Hugo Covarrubias, diretor do curta, afirma que a obra é um ensaio sobre a maldade. Sobre uma mente perturbada dedicada a “quebrar almas em um contexto de uma sociedade macabra”. 

O principal “reino de Terror” de Ingrid foi a “Discoteca”, também chamada “Venda Sexy”, um centro de detenção e tortura na capital do país – o local ganhou esse nome devido à música que tocava ininterruptamente, uma música esquizoide para um centro de detenção e tortura. Na Discoteca, o regime utilizava cães de grande porte para estuprar as prisioneiras. Ingrid foi a responsável por introduzir essa prática brutal no âmbito institucional das Forças Armadas. 

Ingrid Felicitas Olderoeck, torturadora durante a ditadura de Pinochet no Chile. Foto: Domínio público


A Comissão Nacional sobre Prisão Política e Tortura do Chile indicou que, de um total de 3.621 mulheres detidas, 3.399 foram estupradas de forma individual ou coletiva pelos militares. Destas, pelo menos treze mulheres ficaram grávidas. E delas, 6 deram à luz os filhos indesejados de seus torturadores.

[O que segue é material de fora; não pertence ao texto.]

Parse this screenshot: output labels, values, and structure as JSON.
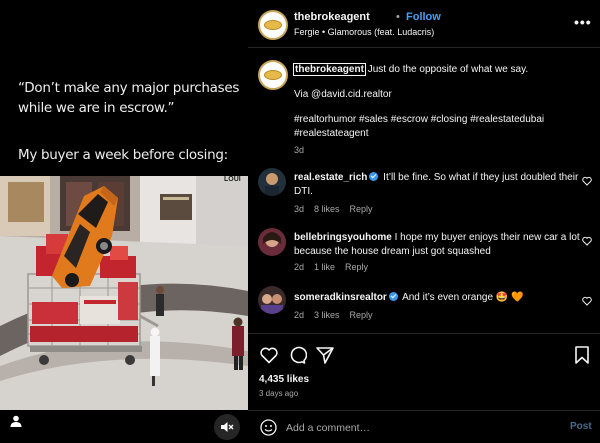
{
  "media": {
    "caption_quote": "“Don’t make any major purchases while we are in escrow.”",
    "caption_buyer": "My buyer a week before closing:",
    "store_sign": "LOUI",
    "mute_icon": "speaker-muted-icon",
    "tag_icon": "person-tag-icon"
  },
  "header": {
    "username": "thebrokeagent",
    "dot": "•",
    "follow_label": "Follow",
    "audio": "Fergie • Glamorous (feat. Ludacris)",
    "more": "•••"
  },
  "caption": {
    "username": "thebrokeagent",
    "line1": "Just do the opposite of what we say.",
    "line2": "Via @david.cid.realtor",
    "line3": "#realtorhumor #sales #escrow #closing #realestatedubai",
    "line4": "#realestateagent",
    "age": "3d"
  },
  "comments": [
    {
      "username": "real.estate_rich",
      "text": "It’ll be fine. So what if they just doubled their DTI.",
      "age": "3d",
      "likes": "8 likes",
      "reply": "Reply"
    },
    {
      "username": "bellebringsyouhome",
      "text": "I hope my buyer enjoys their new car a lot because the house dream just got squashed",
      "age": "2d",
      "likes": "1 like",
      "reply": "Reply"
    },
    {
      "username": "someradkinsrealtor",
      "text": "And it’s even orange 🤩 🧡",
      "age": "2d",
      "likes": "3 likes",
      "reply": "Reply"
    }
  ],
  "stats": {
    "likes": "4,435 likes",
    "ago": "3 days ago"
  },
  "add_comment": {
    "placeholder": "Add a comment…",
    "post_label": "Post"
  },
  "colors": {
    "accent": "#4a9ff5",
    "verified": "#3897f0",
    "muted": "#a8a8a8",
    "car": "#e07a1c",
    "gift_red": "#c2252d"
  }
}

Os abusos contra mulheres durante as ditaduras latino-americanas foram uma constante. E, infelizmente, ficaram fora do foco das primeiras décadas de investigações judiciárias sobre os crimes dos regimes militares dos anos 60, 70 e 80. As próprias democracias que ressurgiram na região não consideravam os casos como algo “relevante”, mostrando uma continuidade do machismo nessas sociedades pós-regimes ditatoriais. No entanto, nos últimos anos as investigações sobre estes crimes começaram a receber espaço nos tribunais.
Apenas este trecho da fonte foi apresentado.